With that, I will turn the call over to Pat McDonald.
Patrick R. McDonald
Thanks, Larry, and thanks, everyone, for joining us this morning. I'm pleased to announce that we were able to accomplish a number of the strategic goals we set forth for 2013. Our objectives were to accelerate the development of our oil assets, principally the Eagle Ford; improve our operational focus by directing our efforts to the assets where we had the confidence and resources to develop them; and importantly, to reduce the debt level of the company. I'd like to thank everyone at Forest for their hard work and dedication toward the achievement of these objectives.
We announced in April of 2013 a joint development agreement for our Eagle Ford assets, which benefited us by providing the capital required to increase the drilling activity, as well as access to impressive technology, which will pay benefits now and in the future. We were able to significantly reduce the debt of the company through the sale of our Texas Panhandle and South Texas assets, which generated cash proceeds of approximately $1.3 billion. These transactions have laid the foundation for our future growth.
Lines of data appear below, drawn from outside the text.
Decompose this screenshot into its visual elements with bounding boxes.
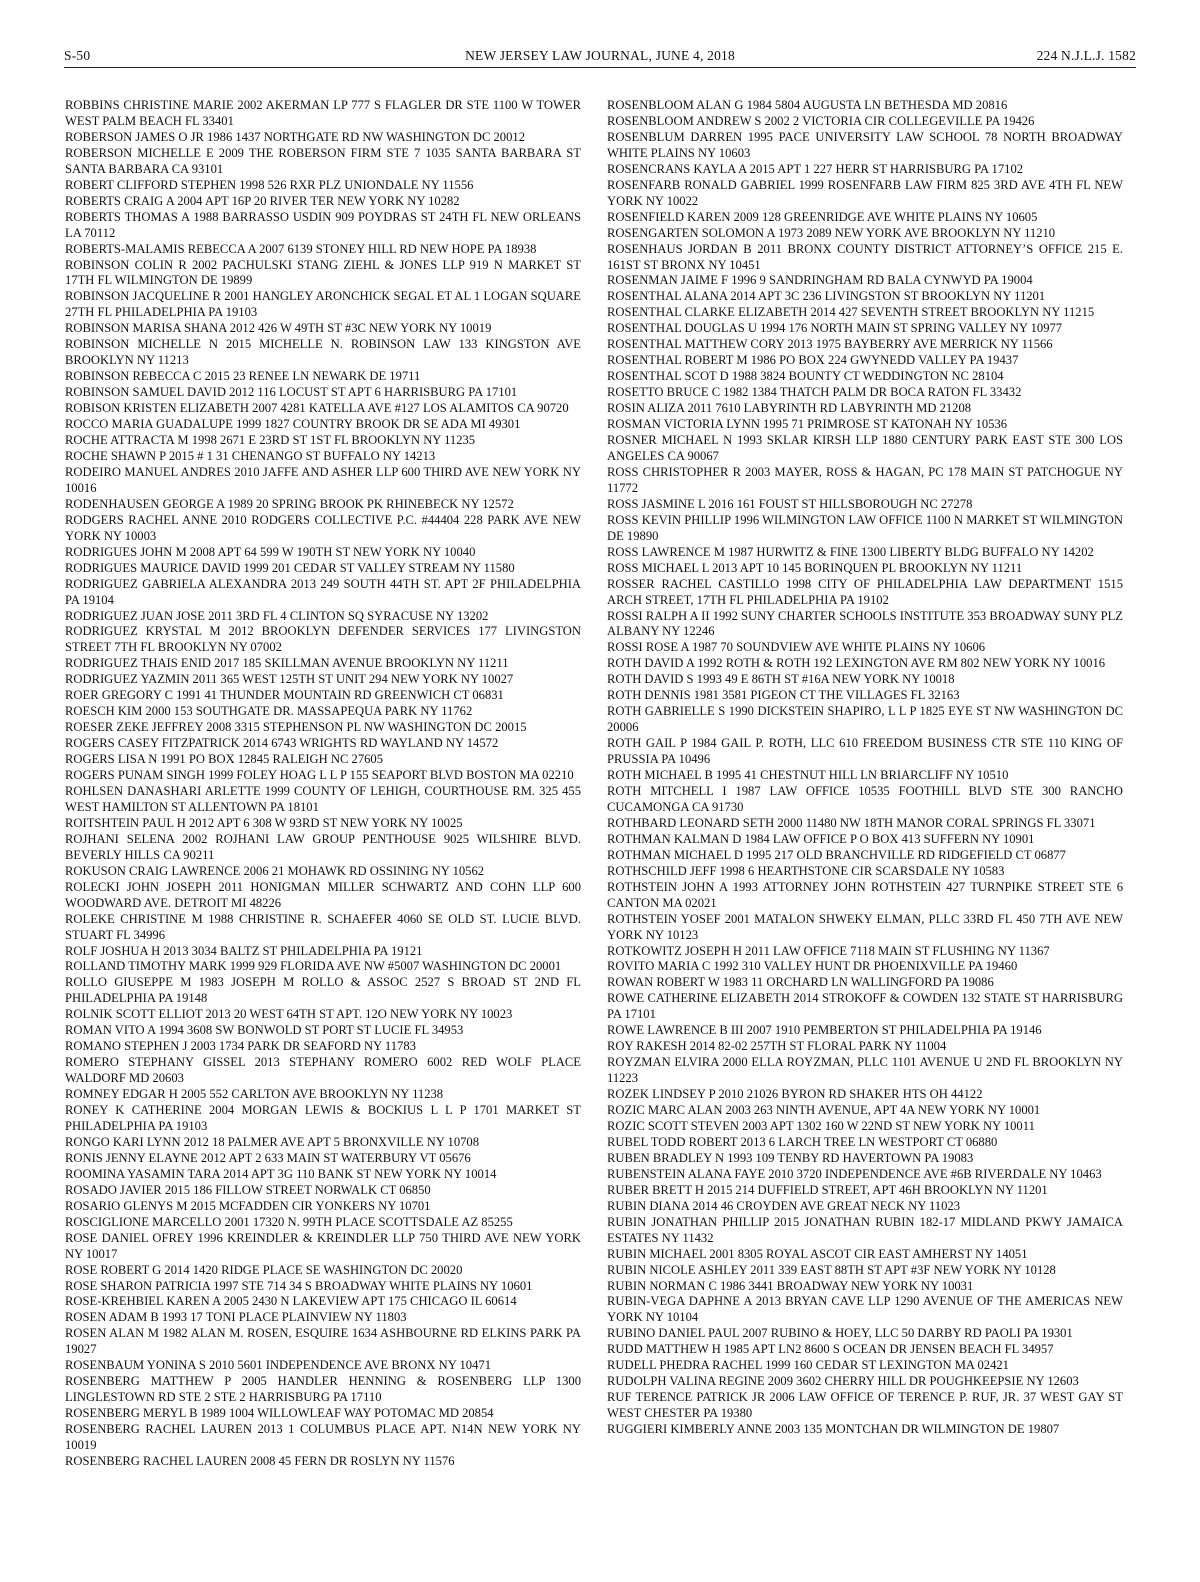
left-column (65, 98, 581, 1470)
attorney-entry: RODRIGUEZ YAZMIN 2011 365 WEST 125TH ST UNIT 294 NEW YORK NY 10027 (65, 672, 514, 687)
attorney-entry: ROSENBERG MERYL B 1989 1004 WILLOWLEAF WAY POTOMAC MD 20854 (65, 1406, 494, 1421)
attorney-entry: RONEY K CATHERINE 2004 MORGAN LEWIS & BOCKIUS L L P 1701 MARKET ST PHILADELPHIA PA 19103 (65, 1103, 581, 1133)
attorney-entry: ROTH DAVID A 1992 ROTH & ROTH 192 LEXINGTON AVE RM 802 NEW YORK NY 10016 (607, 656, 1106, 671)
attorney-entry: ROBINSON JACQUELINE R 2001 HANGLEY ARONCHICK SEGAL ET AL 1 LOGAN SQUARE 27TH FL PHILADELPHIA PA 19103 (65, 289, 581, 320)
attorney-entry: RUBIN-VEGA DAPHNE A 2013 BRYAN CAVE LLP 1290 AVENUE OF THE AMERICAS NEW YORK NY 10104 (607, 1294, 1123, 1325)
attorney-entry: ROSENTHAL ROBERT M 1986 PO BOX 224 GWYNEDD VALLEY PA 19437 (607, 353, 1019, 368)
attorney-entry: ROSMAN VICTORIA LYNN 1995 71 PRIMROSE ST KATONAH NY 10536 (607, 417, 1008, 432)
attorney-entry: ROTHSTEIN JOHN A 1993 ATTORNEY JOHN ROTHSTEIN 427 TURNPIKE STREET STE 6 CANTON MA 02021 (607, 879, 1123, 910)
attorney-entry: ROMNEY EDGAR H 2005 552 CARLTON AVE BROOKLYN NY 11238 (65, 1087, 444, 1102)
attorney-entry: ROSE ROBERT G 2014 1420 RIDGE PLACE SE WASHINGTON DC 20020 (65, 1262, 463, 1277)
attorney-entry: RUBIN NORMAN C 1986 3441 BROADWAY NEW YORK NY 10031 (607, 1278, 974, 1293)
attorney-entry: RUBINO DANIEL PAUL 2007 RUBINO & HOEY, LLC 50 DARBY RD PAOLI PA 19301 (607, 1326, 1073, 1341)
attorney-entry: RODRIGUES JOHN M 2008 APT 64 599 W 190TH ST NEW YORK NY 10040 (65, 544, 476, 559)
attorney-entry: ROER GREGORY C 1991 41 THUNDER MOUNTAIN RD GREENWICH CT 06831 (65, 688, 504, 703)
attorney-entry: ROKUSON CRAIG LAWRENCE 2006 21 MOHAWK RD OSSINING NY 10562 (65, 863, 485, 878)
attorney-entry: ROTHBARD LEONARD SETH 2000 11480 NW 18TH MANOR CORAL SPRINGS FL 33071 (607, 815, 1096, 830)
citation: 224 N.J.L.J. 1582 (1036, 48, 1136, 63)
attorney-entry: ROMERO STEPHANY GISSEL 2013 STEPHANY ROMERO 6002 RED WOLF PLACE WALDORF MD 20603 (65, 1055, 581, 1086)
attorney-entry: ROYZMAN ELVIRA 2000 ELLA ROYZMAN, PLLC 1101 AVENUE U 2ND FL BROOKLYN NY 11223 (607, 1055, 1123, 1086)
attorney-entry: ROZIC SCOTT STEVEN 2003 APT 1302 160 W 22ND ST NEW YORK NY 10011 (607, 1119, 1035, 1133)
attorney-entry: ROSADO JAVIER 2015 186 FILLOW STREET NORWALK CT 06850 (65, 1182, 431, 1197)
attorney-entry: ROBBINS CHRISTINE MARIE 2002 AKERMAN LP 777 S FLAGLER DR STE 1100 W TOWER WEST PALM BEACH FL 33401 (65, 98, 581, 128)
attorney-entry: RUBENSTEIN ALANA FAYE 2010 3720 INDEPENDENCE AVE #6B RIVERDALE NY 10463 (607, 1166, 1102, 1181)
attorney-entry: ROTH MICHAEL B 1995 41 CHESTNUT HILL LN BRIARCLIFF NY 10510 (607, 768, 1009, 783)
attorney-entry: ROSENBLOOM ANDREW S 2002 2 VICTORIA CIR COLLEGEVILLE PA 19426 (607, 113, 1035, 128)
attorney-entry: ROESCH KIM 2000 153 SOUTHGATE DR. MASSAPEQUA PARK NY 11762 (65, 704, 473, 719)
attorney-entry: ROTH GABRIELLE S 1990 DICKSTEIN SHAPIRO, L L P 1825 EYE ST NW WASHINGTON DC 20006 (607, 704, 1123, 735)
attorney-entry: ROSENBAUM YONINA S 2010 5601 INDEPENDENCE AVE BRONX NY 10471 (65, 1358, 491, 1373)
attorney-entry: ROBINSON MARISA SHANA 2012 426 W 49TH ST #3C NEW YORK NY 10019 (65, 321, 492, 336)
attorney-entry: ROCCO MARIA GUADALUPE 1999 1827 COUNTRY BROOK DR SE ADA MI 49301 (65, 417, 521, 432)
attorney-entry: ROSS JASMINE L 2016 161 FOUST ST HILLSBOROUGH NC 27278 (607, 496, 973, 511)
attorney-entry: ROSENBERG RACHEL LAUREN 2008 45 FERN DR ROSLYN NY 11576 (65, 1454, 455, 1469)
attorney-entry: ROSSI RALPH A II 1992 SUNY CHARTER SCHOOLS INSTITUTE 353 BROADWAY SUNY PLZ ALBANY NY 12246 (607, 608, 1123, 639)
attorney-entry: RUBIN JONATHAN PHILLIP 2015 JONATHAN RUBIN 182-17 MIDLAND PKWY JAMAICA ESTATES NY 11432 (607, 1214, 1123, 1245)
attorney-entry: ROSENTHAL DOUGLAS U 1994 176 NORTH MAIN ST SPRING VALLEY NY 10977 (607, 321, 1063, 336)
attorney-entry: RUBEL TODD ROBERT 2013 6 LARCH TREE LN WESTPORT CT 06880 (607, 1134, 998, 1149)
attorney-entry: ROBINSON COLIN R 2002 PACHULSKI STANG ZIEHL & JONES LLP 919 N MARKET ST 17TH FL WILMINGTON DE 19899 (65, 257, 581, 288)
attorney-entry: RODRIGUEZ JUAN JOSE 2011 3RD FL 4 CLINTON SQ SYRACUSE NY 13202 (65, 608, 489, 623)
attorney-entry: RODRIGUEZ GABRIELA ALEXANDRA 2013 249 SOUTH 44TH ST. APT 2F PHILADELPHIA PA 19104 (65, 576, 581, 607)
attorney-entry: ROSENTHAL CLARKE ELIZABETH 2014 427 SEVENTH STREET BROOKLYN NY 11215 (607, 305, 1095, 320)
attorney-entry: ROSS LAWRENCE M 1987 HURWITZ & FINE 1300 LIBERTY BLDG BUFFALO NY 14202 (607, 544, 1094, 559)
attorney-entry: ROSARIO GLENYS M 2015 MCFADDEN CIR YONKERS NY 10701 (65, 1198, 431, 1213)
attorney-entry: ROSETTO BRUCE C 1982 1384 THATCH PALM DR BOCA RATON FL 33432 (607, 385, 1022, 400)
attorney-entry: ROTKOWITZ JOSEPH H 2011 LAW OFFICE 7118 MAIN ST FLUSHING NY 11367 (607, 943, 1050, 958)
attorney-entry: ROBERSON JAMES O JR 1986 1437 NORTHGATE RD NW WASHINGTON DC 20012 (65, 129, 525, 144)
attorney-entry: ROSE SHARON PATRICIA 1997 STE 714 34 S BROADWAY WHITE PLAINS NY 10601 (65, 1278, 533, 1293)
attorney-entry: ROSSI ROSE A 1987 70 SOUNDVIEW AVE WHITE PLAINS NY 10606 (607, 640, 986, 655)
attorney-entry: RUGGIERI KIMBERLY ANNE 2003 135 MONTCHAN DR WILMINGTON DE 19807 (607, 1422, 1060, 1437)
attorney-entry: ROCHE SHAWN P 2015 # 1 31 CHENANGO ST BUFFALO NY 14213 (65, 448, 436, 463)
attorney-entry: ROBINSON REBECCA C 2015 23 RENEE LN NEWARK DE 19711 (65, 369, 421, 384)
attorney-entry: ROBISON KRISTEN ELIZABETH 2007 4281 KATELLA AVE #127 LOS ALAMITOS CA 90720 (65, 401, 569, 416)
attorney-entry: ROTH GAIL P 1984 GAIL P. ROTH, LLC 610 FREEDOM BUSINESS CTR STE 110 KING OF PRUSSIA PA 10496 (607, 736, 1123, 767)
attorney-entry: ROSENMAN JAIME F 1996 9 SANDRINGHAM RD BALA CYNWYD PA 19004 (607, 273, 1033, 288)
attorney-entry: ROBINSON MICHELLE N 2015 MICHELLE N. ROBINSON LAW 133 KINGSTON AVE BROOKLYN NY 11213 (65, 337, 581, 368)
attorney-entry: ROGERS LISA N 1991 PO BOX 12845 RALEIGH NC 27605 (65, 752, 384, 767)
attorney-entry: ROTHMAN MICHAEL D 1995 217 OLD BRANCHVILLE RD RIDGEFIELD CT 06877 (607, 847, 1066, 862)
attorney-entry: ROSENFARB RONALD GABRIEL 1999 ROSENFARB LAW FIRM 825 3RD AVE 4TH FL NEW YORK NY 10022 (607, 177, 1123, 208)
attorney-entry: RUDD MATTHEW H 1985 APT LN2 8600 S OCEAN DR JENSEN BEACH FL 34957 (607, 1342, 1054, 1357)
attorney-entry: ROTH DENNIS 1981 3581 PIGEON CT THE VILLAGES FL 32163 (607, 688, 960, 703)
attorney-entry: ROHLSEN DANASHARI ARLETTE 1999 COUNTY OF LEHIGH, COURTHOUSE RM. 325 455 WEST HAMILTON ST ALLENTOWN PA 18101 (65, 783, 581, 814)
attorney-entry: ROMAN VITO A 1994 3608 SW BONWOLD ST PORT ST LUCIE FL 34953 (65, 1023, 464, 1038)
attorney-entry: ROWE CATHERINE ELIZABETH 2014 STROKOFF & COWDEN 132 STATE ST HARRISBURG PA 17101 (607, 991, 1123, 1022)
attorney-entry: ROGERS CASEY FITZPATRICK 2014 6743 WRIGHTS RD WAYLAND NY 14572 (65, 736, 499, 751)
attorney-entry: ROZEK LINDSEY P 2010 21026 BYRON RD SHAKER HTS OH 44122 (607, 1087, 983, 1102)
attorney-entry: ROSENFIELD KAREN 2009 128 GREENRIDGE AVE WHITE PLAINS NY 10605 (607, 209, 1038, 224)
attorney-entry: RUBIN DIANA 2014 46 CROYDEN AVE GREAT NECK NY 11023 (607, 1198, 960, 1213)
attorney-entry: ROSCIGLIONE MARCELLO 2001 17320 N. 99TH PLACE SCOTTSDALE AZ 85255 (65, 1214, 513, 1229)
attorney-entry: ROLEKE CHRISTINE M 1988 CHRISTINE R. SCHAEFER 4060 SE OLD ST. LUCIE BLVD. STUART FL 34996 (65, 911, 581, 942)
attorney-entry: ROSNER MICHAEL N 1993 SKLAR KIRSH LLP 1880 CENTURY PARK EAST STE 300 LOS ANGELES CA 90067 (607, 433, 1123, 463)
attorney-entry: RUBER BRETT H 2015 214 DUFFIELD STREET, APT 46H BROOKLYN NY 11201 (607, 1182, 1048, 1197)
attorney-entry: RONGO KARI LYNN 2012 18 PALMER AVE APT 5 BRONXVILLE NY 10708 (65, 1134, 480, 1149)
attorney-entry: ROSS CHRISTOPHER R 2003 MAYER, ROSS & HAGAN, PC 178 MAIN ST PATCHOGUE NY 11772 (607, 464, 1123, 495)
attorney-entry: ROSENGARTEN SOLOMON A 1973 2089 NEW YORK AVE BROOKLYN NY 11210 (607, 225, 1056, 240)
attorney-entry: RUF TERENCE PATRICK JR 2006 LAW OFFICE OF TERENCE P. RUF, JR. 37 WEST GAY ST WEST CHESTER PA 19380 (607, 1390, 1123, 1421)
attorney-entry: ROLECKI JOHN JOSEPH 2011 HONIGMAN MILLER SCHWARTZ AND COHN LLP 600 WOODWARD AVE. DETROIT MI 48226 (65, 879, 581, 910)
attorney-entry: ROSENCRANS KAYLA A 2015 APT 1 227 HERR ST HARRISBURG PA 17102 (607, 161, 1024, 176)
attorney-entry: ROWAN ROBERT W 1983 11 ORCHARD LN WALLINGFORD PA 19086 (607, 975, 994, 990)
attorney-entry: ROSENHAUS JORDAN B 2011 BRONX COUNTY DISTRICT ATTORNEY’S OFFICE 215 E. 161ST ST BRONX NY 10451 (607, 241, 1123, 272)
attorney-entry: RONIS JENNY ELAYNE 2012 APT 2 633 MAIN ST WATERBURY VT 05676 (65, 1150, 471, 1165)
attorney-entry: ROSENTHAL SCOT D 1988 3824 BOUNTY CT WEDDINGTON NC 28104 (607, 369, 1004, 384)
right-column (607, 98, 1123, 1438)
attorney-entry: ROBERTS THOMAS A 1988 BARRASSO USDIN 909 POYDRAS ST 24TH FL NEW ORLEANS LA 70112 (65, 209, 581, 240)
attorney-entry: ROTH DAVID S 1993 49 E 86TH ST #16A NEW YORK NY 10018 (607, 672, 955, 687)
attorney-entry: ROWE LAWRENCE B III 2007 1910 PEMBERTON ST PHILADELPHIA PA 19146 (607, 1023, 1042, 1038)
attorney-entry: ROZIC MARC ALAN 2003 263 NINTH AVENUE, APT 4A NEW YORK NY 10001 (607, 1103, 1041, 1118)
publication-title: NEW JERSEY LAW JOURNAL, JUNE 4, 2018 (465, 48, 735, 63)
attorney-entry: ROSE DANIEL OFREY 1996 KREINDLER & KREINDLER LLP 750 THIRD AVE NEW YORK NY 10017 (65, 1230, 581, 1261)
attorney-entry: ROSE-KREHBIEL KAREN A 2005 2430 N LAKEVIEW APT 175 CHICAGO IL 60614 (65, 1294, 517, 1309)
attorney-entry: RUBIN NICOLE ASHLEY 2011 339 EAST 88TH ST APT #3F NEW YORK NY 10128 (607, 1262, 1056, 1277)
attorney-entry: RODEIRO MANUEL ANDRES 2010 JAFFE AND ASHER LLP 600 THIRD AVE NEW YORK NY 10016 (65, 464, 581, 495)
attorney-entry: ROCHE ATTRACTA M 1998 2671 E 23RD ST 1ST FL BROOKLYN NY 11235 (65, 433, 476, 448)
attorney-entry: RODENHAUSEN GEORGE A 1989 20 SPRING BROOK PK RHINEBECK NY 12572 (65, 496, 514, 511)
attorney-entry: ROSS KEVIN PHILLIP 1996 WILMINGTON LAW OFFICE 1100 N MARKET ST WILMINGTON DE 19890 (607, 512, 1123, 543)
attorney-entry: ROOMINA YASAMIN TARA 2014 APT 3G 110 BANK ST NEW YORK NY 10014 (65, 1166, 497, 1181)
attorney-entry: ROSENBERG RACHEL LAUREN 2013 1 COLUMBUS PLACE APT. N14N NEW YORK NY 10019 (65, 1422, 581, 1453)
attorney-entry: ROSIN ALIZA 2011 7610 LABYRINTH RD LABYRINTH MD 21208 (607, 401, 972, 416)
attorney-entry: RUDELL PHEDRA RACHEL 1999 160 CEDAR ST LEXINGTON MA 02421 (607, 1358, 1009, 1373)
attorney-entry: ROVITO MARIA C 1992 310 VALLEY HUNT DR PHOENIXVILLE PA 19460 (607, 959, 1018, 974)
attorney-entry: ROBERSON MICHELLE E 2009 THE ROBERSON FIRM STE 7 1035 SANTA BARBARA ST SANTA BARBARA CA 93101 (65, 145, 581, 176)
attorney-entry: ROBINSON SAMUEL DAVID 2012 116 LOCUST ST APT 6 HARRISBURG PA 17101 (65, 385, 518, 400)
attorney-entry: RUBEN BRADLEY N 1993 109 TENBY RD HAVERTOWN PA 19083 (607, 1150, 974, 1165)
attorney-entry: RUDOLPH VALINA REGINE 2009 3602 CHERRY HILL DR POUGHKEEPSIE NY 12603 (607, 1374, 1079, 1389)
attorney-entry: ROITSHTEIN PAUL H 2012 APT 6 308 W 93RD ST NEW YORK NY 10025 (65, 815, 463, 830)
attorney-entry: RODRIGUES MAURICE DAVID 1999 201 CEDAR ST VALLEY STREAM NY 11580 (65, 560, 515, 575)
attorney-entry: ROTHMAN KALMAN D 1984 LAW OFFICE P O BOX 413 SUFFERN NY 10901 (607, 831, 1035, 846)
attorney-entry: ROSENBERG MATTHEW P 2005 HANDLER HENNING & ROSENBERG LLP 1300 LINGLESTOWN RD STE 2 STE 2 HARRISBURG PA 17110 (65, 1374, 581, 1405)
attorney-entry: ROBERTS-MALAMIS REBECCA A 2007 6139 STONEY HILL RD NEW HOPE PA 18938 (65, 241, 537, 256)
attorney-entry: RODRIGUEZ THAIS ENID 2017 185 SKILLMAN AVENUE BROOKLYN NY 11211 (65, 656, 509, 671)
attorney-entry: ROY RAKESH 2014 82-02 257TH ST FLORAL PARK NY 11004 (607, 1039, 947, 1054)
attorney-entry: ROTHSTEIN YOSEF 2001 MATALON SHWEKY ELMAN, PLLC 33RD FL 450 7TH AVE NEW YORK NY 10123 (607, 911, 1123, 942)
attorney-entry: ROJHANI SELENA 2002 ROJHANI LAW GROUP PENTHOUSE 9025 WILSHIRE BLVD. BEVERLY HILLS CA 90211 (65, 831, 581, 862)
attorney-entry: ROBERT CLIFFORD STEPHEN 1998 526 RXR PLZ UNIONDALE NY 11556 (65, 177, 474, 192)
attorney-entry: ROBERTS CRAIG A 2004 APT 16P 20 RIVER TER NEW YORK NY 10282 (65, 193, 460, 208)
attorney-entry: ROSENBLOOM ALAN G 1984 5804 AUGUSTA LN BETHESDA MD 20816 (607, 98, 1008, 112)
attorney-entry: ROESER ZEKE JEFFREY 2008 3315 STEPHENSON PL NW WASHINGTON DC 20015 (65, 720, 527, 735)
header-rule (64, 67, 1136, 68)
attorney-entry: ROMANO STEPHEN J 2003 1734 PARK DR SEAFORD NY 11783 (65, 1039, 416, 1054)
attorney-entry: ROGERS PUNAM SINGH 1999 FOLEY HOAG L L P 155 SEAPORT BLVD BOSTON MA 02210 (65, 768, 574, 783)
attorney-entry: ROSEN ADAM B 1993 17 TONI PLACE PLAINVIEW NY 11803 (65, 1310, 407, 1325)
attorney-entry: ROSENTHAL ALANA 2014 APT 3C 236 LIVINGSTON ST BROOKLYN NY 11201 (607, 289, 1046, 304)
attorney-entry: RUBIN MICHAEL 2001 8305 ROYAL ASCOT CIR EAST AMHERST NY 14051 (607, 1246, 1028, 1261)
attorney-entry: ROLF JOSHUA H 2013 3034 BALTZ ST PHILADELPHIA PA 19121 (65, 943, 423, 958)
page-number: S-50 (64, 48, 91, 63)
attorney-entry: ROSS MICHAEL L 2013 APT 10 145 BORINQUEN PL BROOKLYN NY 11211 (607, 560, 1023, 575)
attorney-entry: ROLNIK SCOTT ELLIOT 2013 20 WEST 64TH ST APT. 12O NEW YORK NY 10023 (65, 1007, 513, 1022)
attorney-entry: ROSENTHAL MATTHEW CORY 2013 1975 BAYBERRY AVE MERRICK NY 11566 (607, 337, 1053, 352)
attorney-entry: RODGERS RACHEL ANNE 2010 RODGERS COLLECTIVE P.C. #44404 228 PARK AVE NEW YORK NY 10003 (65, 512, 581, 543)
attorney-entry: ROTHSCHILD JEFF 1998 6 HEARTHSTONE CIR SCARSDALE NY 10583 (607, 863, 1005, 878)
attorney-entry: ROSENBLUM DARREN 1995 PACE UNIVERSITY LAW SCHOOL 78 NORTH BROADWAY WHITE PLAINS NY 10603 (607, 129, 1123, 160)
attorney-entry: ROTH MITCHELL I 1987 LAW OFFICE 10535 FOOTHILL BLVD STE 300 RANCHO CUCAMONGA CA 91730 (607, 783, 1123, 814)
attorney-entry: ROLLO GIUSEPPE M 1983 JOSEPH M ROLLO & ASSOC 2527 S BROAD ST 2ND FL PHILADELPHIA PA 19148 (65, 975, 581, 1006)
attorney-entry: ROLLAND TIMOTHY MARK 1999 929 FLORIDA AVE NW #5007 WASHINGTON DC 20001 (65, 959, 562, 974)
page-header (64, 48, 1136, 68)
attorney-entry: RODRIGUEZ KRYSTAL M 2012 BROOKLYN DEFENDER SERVICES 177 LIVINGSTON STREET 7TH FL BROOKLYN NY 07002 (65, 624, 581, 655)
attorney-entry: ROSEN ALAN M 1982 ALAN M. ROSEN, ESQUIRE 1634 ASHBOURNE RD ELKINS PARK PA 19027 (65, 1326, 581, 1357)
attorney-entry: ROSSER RACHEL CASTILLO 1998 CITY OF PHILADELPHIA LAW DEPARTMENT 1515 ARCH STREET, 17TH FL PHILADELPHIA PA 19102 (607, 576, 1123, 607)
Oil and liquids volume increased over the year as net oil sales volumes grew by 55%. Net liquid sales volume grew 41% compared to 2012, pro forma for divestitures. Our oil reserves grew by 30%, and we believe this trend will continue in 2014. We made major progress in lowering our drilling and completion costs in the Eagle Ford as we implemented more efficient well drilling and completion designs and overall increasing operational efficiencies. We reduced well cost by 15% over 2012, and we see the potential for further significant and sustained improvement in cost and performance -- well performance in 2014.
Our Eagle Ford delineation plan, which we activated in 2013, focused on the holding of our acreage position, the gathering of geological, geophysical and reservoir data and the optimization of drilling and completion techniques as we advance toward the development stage of the program. During the delineation phase, not unexpectedly, drilling results vary depending on the area of the field in which our drilling took place.
The drilling activity that we conducted in 2013 allowed us to gather significant geological, geophysical information, prioritize the future development areas and determine the optimal well drilling completion and fracture stimulation design and techniques. We believe it is important and prudent to conduct early science work to provide us with a better understanding of the reservoir characteristics so that we could determine the most optimal and economic development program. The information we gathered in 2013 will allow us to move forward with confidence in 2014 as we begin the development phase of our Eagle Ford program.
In 2013, we drilled 44 gross, 22 net wells, which had average 30-day rates of 408 barrels of oil per day and include 17 gross, 8.5 net wells that were completed since our last operational update, which had 30-day average gross production rates of 304 barrels a day. Of those, 7 or 3.5 net were drilled as part of 2 separate well spacing and artificial lift pilot projects. And in addition to that, 3 net wells -- 3 gross, 1.5 net wells were drilled in areas where flow rates were affected by increased faulting.
We conducted 2 separate spacing tests to gain a better understanding of the producing reservoir so that we could determine the optimal spacing pattern for the field during the development phase. Based on the initial drilling and production data, we believe the average spacing of 500 feet to 1,000 feet between laterals will be the development configuration for the majority of the field as we go forward.